Awesome
SOLNet
This repository contains the PyTorch implementation of the paper "Speed-oriented Lightweight Salient Object Detection in Optical Remote Sensing Images" published in TGRS. The code provided here is designed to reproduce the experimental results and figures presented in the paper.
Requirements
python==3.7.12
pytorch==1.11.0
torchvision==0.12.0
torchaudio==0.11.0
cudatoolkit==11.3
tensorboard==1.15.0
tqdm==4.66.1
thop
imageio
numpy
pyyaml
Dataset Source
The dataset used for training and testing the model in this repository is sourced from the following location.
Dataset Name | Source URL |
---|---|
ORSSD | Link to ORSSD |
EORSSD | Link to EORSSD |
ors-4199 (Code: fy06) | Link to ors-4199 |
Customizing Training Configuration
You have the flexibility to tailor the training process to your specific needs by modifying the configuration parameters in the SOLNet.yaml
file located within the config
directory. This allows you to adjust settings such as learning rates, batch sizes, and other hyperparameters to optimize training for your dataset and hardware setup.
Running the Training Script
Make sure your data is organized correctly, as this will impact the training process.
python train.py
Analyzing Training Results with TensorBoard
After the training process is completed, you can analyze the model's performance by examining the curves in TensorBoard. This visual representation of the training metrics will help you determine the optimal weights for your model.
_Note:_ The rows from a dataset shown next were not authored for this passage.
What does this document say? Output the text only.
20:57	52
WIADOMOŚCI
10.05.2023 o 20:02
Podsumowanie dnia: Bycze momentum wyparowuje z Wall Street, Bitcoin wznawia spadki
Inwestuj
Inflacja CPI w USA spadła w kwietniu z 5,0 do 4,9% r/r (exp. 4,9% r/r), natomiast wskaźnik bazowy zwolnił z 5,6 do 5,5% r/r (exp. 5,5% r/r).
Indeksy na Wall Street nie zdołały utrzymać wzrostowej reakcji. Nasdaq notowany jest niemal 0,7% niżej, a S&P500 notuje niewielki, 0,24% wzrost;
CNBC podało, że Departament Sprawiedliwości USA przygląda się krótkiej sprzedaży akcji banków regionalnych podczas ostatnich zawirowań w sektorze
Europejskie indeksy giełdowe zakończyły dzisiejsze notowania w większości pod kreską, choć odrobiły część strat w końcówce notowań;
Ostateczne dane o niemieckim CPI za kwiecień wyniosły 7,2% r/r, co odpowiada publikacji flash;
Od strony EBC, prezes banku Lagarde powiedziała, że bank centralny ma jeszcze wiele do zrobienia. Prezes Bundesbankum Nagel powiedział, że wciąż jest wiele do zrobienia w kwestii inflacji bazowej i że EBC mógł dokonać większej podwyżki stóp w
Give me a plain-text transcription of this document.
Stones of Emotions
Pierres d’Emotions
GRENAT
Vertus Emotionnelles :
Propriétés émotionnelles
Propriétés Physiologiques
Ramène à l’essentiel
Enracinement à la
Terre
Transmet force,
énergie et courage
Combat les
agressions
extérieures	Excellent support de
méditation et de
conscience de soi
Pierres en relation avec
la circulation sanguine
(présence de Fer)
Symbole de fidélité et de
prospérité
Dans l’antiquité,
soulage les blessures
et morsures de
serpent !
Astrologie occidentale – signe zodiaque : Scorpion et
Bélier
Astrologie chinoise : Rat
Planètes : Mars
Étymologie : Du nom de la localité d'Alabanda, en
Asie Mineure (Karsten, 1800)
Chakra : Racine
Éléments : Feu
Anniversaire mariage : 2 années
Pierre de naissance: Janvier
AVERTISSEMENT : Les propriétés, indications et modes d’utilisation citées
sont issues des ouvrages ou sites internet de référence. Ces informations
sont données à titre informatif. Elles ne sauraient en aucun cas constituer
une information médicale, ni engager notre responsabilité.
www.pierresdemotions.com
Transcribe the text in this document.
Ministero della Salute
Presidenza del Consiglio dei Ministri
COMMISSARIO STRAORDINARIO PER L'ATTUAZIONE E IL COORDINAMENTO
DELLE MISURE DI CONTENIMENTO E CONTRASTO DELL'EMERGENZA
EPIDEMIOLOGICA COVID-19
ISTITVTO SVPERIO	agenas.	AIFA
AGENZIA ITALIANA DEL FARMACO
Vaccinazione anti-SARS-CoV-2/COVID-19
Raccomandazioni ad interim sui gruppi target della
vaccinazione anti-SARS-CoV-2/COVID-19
- Launch TensorBoard: Run the following command to launch TensorBoard and visualize the training metrics:
tensorboard --logdir=[path_to_your_logs]
Replace [path_to_your_logs] with the actual path to the directory containing your TensorBoard logs.
-
Identify Optimal Weights: Once TensorBoard is open, navigate to the sections displaying the training loss, accuracy, or other relevant metrics. Use these curves to identify the epoch or checkpoint that corresponds to the best performance of your model.
-
Run the Model Conversion Script: Use the provided model conversion script to convert the identified optimal weights. Execute the following command:
cd ./model
python Model_Convert.py
Before proceeding with the model conversion, it is essential to verify that the SOLNet.yaml
file located in the config
directory contains the correct paths for both checkpoint storage and model conversion. Incorrect paths may lead to failures in converting the model. Please ensure that the following sections in SOLNet.yaml
are correctly configured:
checkpoint_path
: The directory where model checkpoints are saved.model_convert
: The path where the converted model will be stored.
Running the Testing Script
Once the model conversion process is complete, you could verify the functionality and performance of the converted model. To do this, you should run the following test code:
python test.py
Results
Our prediction results on EORSSD and ORSSD datasets are available for download from Google Cloud Drive.
Evaluation Tool
After obtaining the predictions from your model, you can leverage MATLAB evaluation tools to assess the performance of your model's predictions. MATLAB offers a comprehensive set of functions and metrics that can help you quantify the accuracy, precision, recall, and other relevant performance indicators of your model.
Citation
@ARTICLE{10772137,
author={Li, Zhaoyang and Miao, Yinxiao and Li, Xiongwei and Li, Wenrui and Cao, Jie and Hao, Qun and Li, Dongxing and Sheng, Yunlong},
journal={IEEE Transactions on Geoscience and Remote Sensing},
title={Speed-oriented Lightweight Salient Object Detection in Optical Remote Sensing Images},
year={2024},
doi={10.1109/TGRS.2024.3509725}}
Acknowledgment
This project has to some extent been informed by the efforts of several open-source projects, with RepVGG and ODConv being part of the references. We are grateful for their contributions to the open-source community and encourage users of our project to also consider citing these projects when utilizing our code. Please be aware that while this project is governed by the MIT, the use of the referenced projects' code must comply with their respective licenses. Users are advised to review these licenses to ensure proper compliance and understand that they are solely responsible for any legal implications arising from the use of the code. We appreciate your respect for the intellectual property rights of all contributors and recommend seeking legal counsel if you have any questions regarding licensing.